1.—In altro lavoro[109] noi scrivemmo: la coscienza individuale è a considerarsi come centro di molte attività convergenti, e come energia risultante pel cumulo di aggregati di componenti che nella successione di stati interni, trasformandosi, conservano la loro natura essenziale. Uscendo dalla sfera delle azioni puramente individuali, e coordinando queste ultime alle azioni di altri individui, ci accorgeremo che tra le singole coscienze possono intercedere delle relazioni le quali aprono l’adito ad importantissime nozioni, che interessano tanto il cultore di psicologia generale, quanto quello di psicologia criminale.
La coscienza individuale, quale attività, si irradia nel mondo esterno e comunica la sua energia attraendo nella propria orbita le attività concentriche delle coscienze altrui. La parola concentriche esprime la condizione, perchè ciò avvenga, di centri coscienti di natura simile, ossia che abbiano caratteri che tra loro non si elidano col neutralizzare le energie comunicatesi.
2.—In quanto la coscienza si irradia nel mondo esterno, sottostà alle infrascritte leggi di integrazione e disintegrazione:
1a Gli elementi psichici della coscienza attiva, non trovando contrasto di resistenza negli elementi d’una coscienza passiva, imprimono la propria energia in guisa che il novello aggregato psichico sia il composto associativo degli elementi anteriori sommati con gli elementi assimilati.

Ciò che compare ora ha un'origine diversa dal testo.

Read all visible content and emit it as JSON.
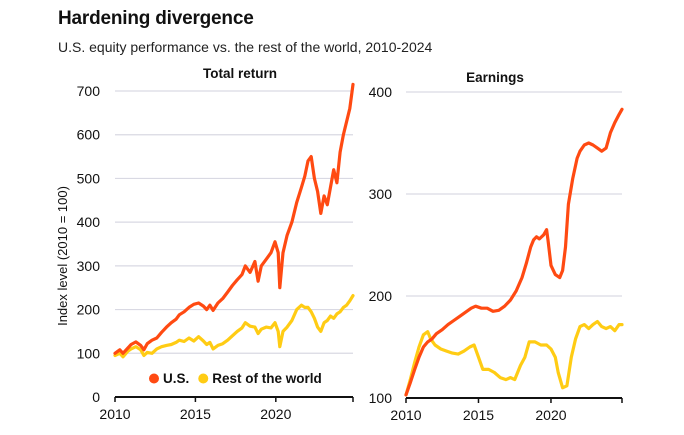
{
  "header": {
    "title": "Hardening divergence",
    "subtitle": "U.S. equity performance vs. the rest of the world, 2010-2024"
  },
  "colors": {
    "us": "#ff4a12",
    "row": "#ffcc14",
    "grid": "#d9d9e3",
    "axis": "#111111"
  },
  "chart_data": [
    {
      "type": "line",
      "title": "Total return",
      "ylabel": "Index level (2010 = 100)",
      "xlabel": "",
      "xlim": [
        2010,
        2024.8
      ],
      "ylim": [
        0,
        700
      ],
      "yticks": [
        0,
        100,
        200,
        300,
        400,
        500,
        600,
        700
      ],
      "xticks": [
        2010,
        2015,
        2020
      ],
      "grid": true,
      "legend": {
        "placement": "bottom-right",
        "entries": [
          "U.S.",
          "Rest of the world"
        ]
      },
      "series": [
        {
          "name": "U.S.",
          "color_key": "us",
          "x": [
            2010.0,
            2010.3,
            2010.5,
            2010.8,
            2011.0,
            2011.3,
            2011.6,
            2011.8,
            2012.0,
            2012.3,
            2012.6,
            2012.9,
            2013.2,
            2013.5,
            2013.8,
            2014.0,
            2014.3,
            2014.6,
            2014.9,
            2015.2,
            2015.5,
            2015.7,
            2015.9,
            2016.1,
            2016.4,
            2016.7,
            2017.0,
            2017.3,
            2017.6,
            2017.9,
            2018.1,
            2018.4,
            2018.7,
            2018.9,
            2019.1,
            2019.4,
            2019.7,
            2019.95,
            2020.15,
            2020.25,
            2020.45,
            2020.7,
            2021.0,
            2021.3,
            2021.6,
            2021.8,
            2022.0,
            2022.2,
            2022.4,
            2022.6,
            2022.8,
            2023.0,
            2023.2,
            2023.4,
            2023.6,
            2023.8,
            2024.0,
            2024.2,
            2024.4,
            2024.6,
            2024.8
          ],
          "y": [
            100,
            108,
            100,
            112,
            120,
            126,
            118,
            108,
            122,
            130,
            135,
            148,
            160,
            170,
            178,
            188,
            195,
            205,
            212,
            215,
            208,
            200,
            210,
            198,
            215,
            225,
            240,
            255,
            268,
            280,
            300,
            285,
            310,
            265,
            300,
            315,
            330,
            355,
            330,
            250,
            330,
            370,
            400,
            445,
            480,
            505,
            540,
            550,
            500,
            470,
            420,
            460,
            440,
            480,
            520,
            490,
            560,
            600,
            630,
            660,
            715
          ]
        },
        {
          "name": "Rest of the world",
          "color_key": "row",
          "x": [
            2010.0,
            2010.3,
            2010.5,
            2010.8,
            2011.0,
            2011.3,
            2011.6,
            2011.8,
            2012.0,
            2012.3,
            2012.6,
            2012.9,
            2013.2,
            2013.5,
            2013.8,
            2014.0,
            2014.3,
            2014.6,
            2014.9,
            2015.2,
            2015.5,
            2015.7,
            2015.9,
            2016.1,
            2016.4,
            2016.7,
            2017.0,
            2017.3,
            2017.6,
            2017.9,
            2018.1,
            2018.4,
            2018.7,
            2018.9,
            2019.1,
            2019.4,
            2019.7,
            2019.95,
            2020.15,
            2020.25,
            2020.45,
            2020.7,
            2021.0,
            2021.3,
            2021.6,
            2021.8,
            2022.0,
            2022.2,
            2022.4,
            2022.6,
            2022.8,
            2023.0,
            2023.2,
            2023.4,
            2023.6,
            2023.8,
            2024.0,
            2024.2,
            2024.4,
            2024.6,
            2024.8
          ],
          "y": [
            95,
            100,
            92,
            105,
            110,
            115,
            108,
            95,
            102,
            100,
            110,
            115,
            118,
            120,
            125,
            130,
            127,
            135,
            128,
            138,
            128,
            120,
            125,
            110,
            118,
            122,
            130,
            140,
            150,
            158,
            170,
            162,
            160,
            145,
            155,
            160,
            158,
            170,
            150,
            115,
            150,
            160,
            175,
            200,
            210,
            205,
            205,
            195,
            180,
            160,
            150,
            170,
            175,
            185,
            180,
            190,
            195,
            205,
            210,
            220,
            232
          ]
        }
      ]
    },
    {
      "type": "line",
      "title": "Earnings",
      "ylabel": "",
      "xlabel": "",
      "xlim": [
        2010,
        2024.9
      ],
      "ylim": [
        100,
        400
      ],
      "yticks": [
        100,
        200,
        300,
        400
      ],
      "xticks": [
        2010,
        2015,
        2020
      ],
      "grid": true,
      "series": [
        {
          "name": "U.S.",
          "color_key": "us",
          "x": [
            2010.0,
            2010.3,
            2010.6,
            2010.9,
            2011.2,
            2011.5,
            2011.8,
            2012.1,
            2012.5,
            2012.9,
            2013.3,
            2013.7,
            2014.1,
            2014.5,
            2014.8,
            2015.2,
            2015.6,
            2016.0,
            2016.4,
            2016.8,
            2017.2,
            2017.6,
            2018.0,
            2018.3,
            2018.6,
            2018.8,
            2019.0,
            2019.2,
            2019.5,
            2019.7,
            2019.8,
            2020.0,
            2020.3,
            2020.6,
            2020.8,
            2021.0,
            2021.2,
            2021.5,
            2021.8,
            2022.0,
            2022.3,
            2022.6,
            2022.9,
            2023.2,
            2023.5,
            2023.8,
            2024.1,
            2024.4,
            2024.7,
            2024.9
          ],
          "y": [
            103,
            115,
            128,
            140,
            150,
            155,
            158,
            163,
            167,
            172,
            176,
            180,
            184,
            188,
            190,
            188,
            188,
            185,
            186,
            190,
            196,
            205,
            218,
            232,
            248,
            255,
            258,
            256,
            260,
            265,
            254,
            230,
            221,
            218,
            225,
            248,
            290,
            315,
            335,
            342,
            348,
            350,
            348,
            345,
            342,
            345,
            360,
            370,
            378,
            383
          ]
        },
        {
          "name": "Rest of the world",
          "color_key": "row",
          "x": [
            2010.0,
            2010.3,
            2010.6,
            2010.9,
            2011.2,
            2011.5,
            2011.7,
            2012.0,
            2012.4,
            2012.8,
            2013.2,
            2013.6,
            2014.0,
            2014.4,
            2014.7,
            2015.0,
            2015.3,
            2015.7,
            2016.1,
            2016.5,
            2016.9,
            2017.2,
            2017.5,
            2017.9,
            2018.2,
            2018.5,
            2018.9,
            2019.3,
            2019.7,
            2020.0,
            2020.3,
            2020.5,
            2020.8,
            2021.1,
            2021.4,
            2021.7,
            2022.0,
            2022.3,
            2022.6,
            2022.9,
            2023.2,
            2023.5,
            2023.8,
            2024.1,
            2024.4,
            2024.7,
            2024.9
          ],
          "y": [
            103,
            118,
            135,
            150,
            162,
            165,
            158,
            152,
            148,
            146,
            144,
            143,
            146,
            150,
            152,
            140,
            128,
            128,
            125,
            120,
            118,
            120,
            118,
            132,
            140,
            155,
            155,
            152,
            152,
            148,
            140,
            125,
            110,
            112,
            140,
            158,
            170,
            172,
            168,
            172,
            175,
            170,
            168,
            170,
            166,
            172,
            172
          ]
        }
      ]
    }
  ]
}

L’azione integrativa o disintegrativa d’una coscienza sull’altra avviene per addizione o per sottrazione: si aumenta, mercè la partecipazione di attività, il contenuto degli stati interni; si modifica il tono della personalità col privarsi in parte dei caratteri che demarcavano la precedente fisonomia psichica individuale. Tutto ciò avviene per l’atto associativo degli elementi psichici; poichè, nel dominio della coscienza, la serie progressiva di stati è prodotta da connessioni successive di rapporti e di processi.
2a Gli elementi psichici passivi, assimilando l’energia partecipata, si differenziano; e, o integrando maggiormente il precedente aggregato ovvero disintegrandolo, permangono, col trasformarsi, nel contenuto della coscienza attiva.

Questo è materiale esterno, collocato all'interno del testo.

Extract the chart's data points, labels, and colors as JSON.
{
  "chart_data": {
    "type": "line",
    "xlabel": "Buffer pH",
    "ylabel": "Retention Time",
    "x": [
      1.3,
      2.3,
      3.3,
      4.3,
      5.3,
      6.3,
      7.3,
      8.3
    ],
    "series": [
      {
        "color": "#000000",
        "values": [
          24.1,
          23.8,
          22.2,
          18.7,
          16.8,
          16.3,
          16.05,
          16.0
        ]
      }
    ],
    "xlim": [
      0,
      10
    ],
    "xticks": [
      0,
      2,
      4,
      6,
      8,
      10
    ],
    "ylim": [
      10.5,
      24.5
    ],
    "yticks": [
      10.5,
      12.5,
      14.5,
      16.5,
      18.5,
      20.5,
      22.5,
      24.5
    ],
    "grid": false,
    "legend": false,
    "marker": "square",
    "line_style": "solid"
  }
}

La differenziazione degli elementi psichici con analoga integrazione del sistema indica progresso della coscienza passiva; il che avviene, tuttodì, nelle relazioni tra insegnante e discepolo, superiore e dipendente. Nella ipotesi di disintegrazione, invece, la coscienza passiva perde lo speciale contenuto e si modella sull’intima natura della coscienza alla cui energia di assorbimento non ha potuto resistere. Il che si riscontra nei caratteri deboli o poco progrediti, i quali molto facilmente sottostanno alla influenza prepotente altrui.
3a La trasformazione, per integrazione o disintegrazione, della coscienza passiva avviene in ragione dei caratteri simili tra i suoi elementi e quelli della coscienza altrui.

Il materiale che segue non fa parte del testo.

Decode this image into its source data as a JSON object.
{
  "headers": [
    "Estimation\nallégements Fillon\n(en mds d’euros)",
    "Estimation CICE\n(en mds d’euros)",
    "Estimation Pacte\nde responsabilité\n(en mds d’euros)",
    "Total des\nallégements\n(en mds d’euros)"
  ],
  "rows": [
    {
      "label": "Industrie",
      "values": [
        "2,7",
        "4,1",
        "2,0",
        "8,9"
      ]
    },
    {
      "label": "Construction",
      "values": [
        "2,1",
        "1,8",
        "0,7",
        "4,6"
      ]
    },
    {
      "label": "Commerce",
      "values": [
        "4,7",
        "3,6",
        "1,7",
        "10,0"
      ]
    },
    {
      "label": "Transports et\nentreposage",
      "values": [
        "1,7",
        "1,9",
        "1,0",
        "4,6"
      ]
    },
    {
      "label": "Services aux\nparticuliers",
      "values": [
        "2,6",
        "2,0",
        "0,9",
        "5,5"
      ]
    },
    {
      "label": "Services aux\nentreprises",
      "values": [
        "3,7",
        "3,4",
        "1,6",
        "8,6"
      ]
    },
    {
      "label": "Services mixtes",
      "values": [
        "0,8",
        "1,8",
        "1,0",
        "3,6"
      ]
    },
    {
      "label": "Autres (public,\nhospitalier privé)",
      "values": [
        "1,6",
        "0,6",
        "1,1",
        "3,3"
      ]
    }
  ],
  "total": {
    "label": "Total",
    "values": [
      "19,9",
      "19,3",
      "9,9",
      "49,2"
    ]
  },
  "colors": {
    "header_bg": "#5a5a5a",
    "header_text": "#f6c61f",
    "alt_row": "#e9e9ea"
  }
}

Qualunque alterazione psichica, in conseguenza di energia partecipata, dipende dal grado di recettività specifica degli elementi onde l’aggregato è composto; tale grado corrisponde alla maggiore o minore identità degli elementi in relazione. Gli elementi della coscienza, tuttochè parti di aggregati, sono di per sè dei composti di coefficienti psichici primitivi; ond’è che tra essi, come tra particelle materiali, vige la legge di coesione, che dinota la mutua attrazione di molecole dello stesso corpo, cioè di molecole le quali, non che scomporsi in atomi, abbiano tra loro identità organica. Per l’Ardigò la coesione psichica è la legge onde nelle formazioni psichiche gli elementi si compongono con ligami minori o maggiori. Massima è la coesione nella percezione, media nelle formazioni ideali, minima nei rapporti logici: la norma fondamentale è, che la coesione sta in rapporto inverso con la complessità del lavoro mentale.